In the end, an associative base system should be data atom agnostic. If might know, data atoms are streams of bytes and might offer to store them as is. But then... why should it know about data atoms? They are of no use within (!) the system. So an associative system should provide just one operation concerning data atoms: create a handle for a data atom, if you ask it to.
The associative system then looks like this:
Whatever is outside the system, the system does not care about. However, in order to setup associations with the outside data atoms, the system has to have some kind of internal representation, that´s why the system needs to be able to generate - ex nihilo so to speak - handles for external data atoms (or terminal values). What those handles mean, which terminal values they stand for, whether it´s a single letter or a multi-megabyte picture, the associative system does not know.
Conclusion
Now, think about the implications for a while...
Such kind of associative base, an AB instead of a DB if you want, would not store data, but rather would generate data from data atoms as needed.

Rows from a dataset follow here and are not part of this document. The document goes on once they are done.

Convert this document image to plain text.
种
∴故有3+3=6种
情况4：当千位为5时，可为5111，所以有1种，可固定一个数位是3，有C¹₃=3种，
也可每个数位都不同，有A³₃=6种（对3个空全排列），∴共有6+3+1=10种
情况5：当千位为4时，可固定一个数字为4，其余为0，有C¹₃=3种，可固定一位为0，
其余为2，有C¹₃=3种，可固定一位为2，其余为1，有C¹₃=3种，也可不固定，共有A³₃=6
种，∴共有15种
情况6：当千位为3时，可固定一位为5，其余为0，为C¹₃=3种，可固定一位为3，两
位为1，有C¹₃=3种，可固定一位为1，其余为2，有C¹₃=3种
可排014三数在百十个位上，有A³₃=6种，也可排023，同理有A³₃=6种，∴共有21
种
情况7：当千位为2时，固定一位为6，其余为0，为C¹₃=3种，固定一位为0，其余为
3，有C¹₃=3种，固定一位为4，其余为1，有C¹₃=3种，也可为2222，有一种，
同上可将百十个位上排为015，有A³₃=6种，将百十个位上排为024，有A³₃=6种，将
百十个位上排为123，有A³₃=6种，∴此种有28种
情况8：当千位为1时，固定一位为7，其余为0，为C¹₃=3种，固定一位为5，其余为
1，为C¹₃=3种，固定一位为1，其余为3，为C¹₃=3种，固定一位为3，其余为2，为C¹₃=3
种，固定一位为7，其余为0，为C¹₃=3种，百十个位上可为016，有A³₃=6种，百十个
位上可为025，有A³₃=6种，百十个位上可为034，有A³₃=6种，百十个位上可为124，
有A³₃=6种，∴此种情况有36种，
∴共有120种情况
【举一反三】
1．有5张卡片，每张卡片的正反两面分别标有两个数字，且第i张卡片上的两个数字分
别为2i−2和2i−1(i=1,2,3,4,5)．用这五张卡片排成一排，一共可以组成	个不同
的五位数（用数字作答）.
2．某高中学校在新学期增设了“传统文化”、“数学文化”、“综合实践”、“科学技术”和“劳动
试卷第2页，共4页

Take a text like the Bible: If you defined the 256 ASCII characters as to be the atoms, then there would be no bible text data, but just some 800,000 associations between those 256 terminal values and other associations. (I know this figure, because I´ve implemented such a system in C# and loaded the 4.5 MB King James Bible into the AB.)
Still, though, I can losslessly generate the complete Bible text upon request from those associations. It´s just a matter of recursive descend in a binary tree. But what´s more important is, no combination of letters would need to be stored twice in such an AB. Each association could be unique. No more duplication of data.

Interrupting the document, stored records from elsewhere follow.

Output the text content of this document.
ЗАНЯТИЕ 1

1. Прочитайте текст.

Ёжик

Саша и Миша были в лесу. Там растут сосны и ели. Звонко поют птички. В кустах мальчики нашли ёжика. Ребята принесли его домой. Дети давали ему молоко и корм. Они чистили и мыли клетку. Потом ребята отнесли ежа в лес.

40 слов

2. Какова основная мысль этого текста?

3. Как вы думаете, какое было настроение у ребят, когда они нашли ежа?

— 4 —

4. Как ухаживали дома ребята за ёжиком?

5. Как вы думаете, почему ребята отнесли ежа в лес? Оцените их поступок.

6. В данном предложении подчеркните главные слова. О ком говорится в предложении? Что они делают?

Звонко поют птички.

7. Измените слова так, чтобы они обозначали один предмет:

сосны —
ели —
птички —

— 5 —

This, though, not only leads to maybe saving some disk space, but it means, when looking for the pattern "Enoch" I immediately get all contexts in which Enoch appears in the Old Testament. Starting to look for patterns from the handles for their terminal values immediately leads to all associations which connect to those patterns.
But this is only a simple example and you might say, hey, this is what full text database searches are for. And you´re right! However, a full text database stores the data twice: once as the data, and once all the major words in the index. Also a full text database usually limits you to searching for words. If you want to look for arbitrary patterns, e.g. "o b" in the text of Hamlet, then you´re lost. A full text search engine would not return "to be". For an AB engine, though, this would make no difference. And that´s important, for example, in searching for gene sequences in the field of bio informatics.
I can understand, though, if you find it difficult to switch your thinking from data centric to associations only. It took me 2-3 weeks and I´m still working on it. But the potential of this switch seems to be huge! Each day I learn something new. It almost feels as if I´m in love :-) I´m almost blocked from doing other work, because my mind reels with the possibilities and implications. That´s the reason, why I needed to write this blog entry. I needed to get this out of my head to move on.
Just yesterday I talked to a developer of an ODBMS about all this. Fortunately I was able to depict all this to him on the phone - and he immediately grasped the idea. He even corrected me when I thought about maybe defining whole data fields (e.g. a name, a birthdate, a zip-code) as data atoms to gain performance from having a "regular" database engine to index them. He said, no, that´s not necessary, because all those values (consisting of characters) can be indexes using associations within (!) the AB. And he´s right! I felt so relieved: Such an index would be just another context in with terminal values appear.
The beauty of an association only system is very striking, I think. So while WinFS is a cool idead compared to todays situation, WinFS is but a small step towards really setting data free to be associated in a million ways like in our brains.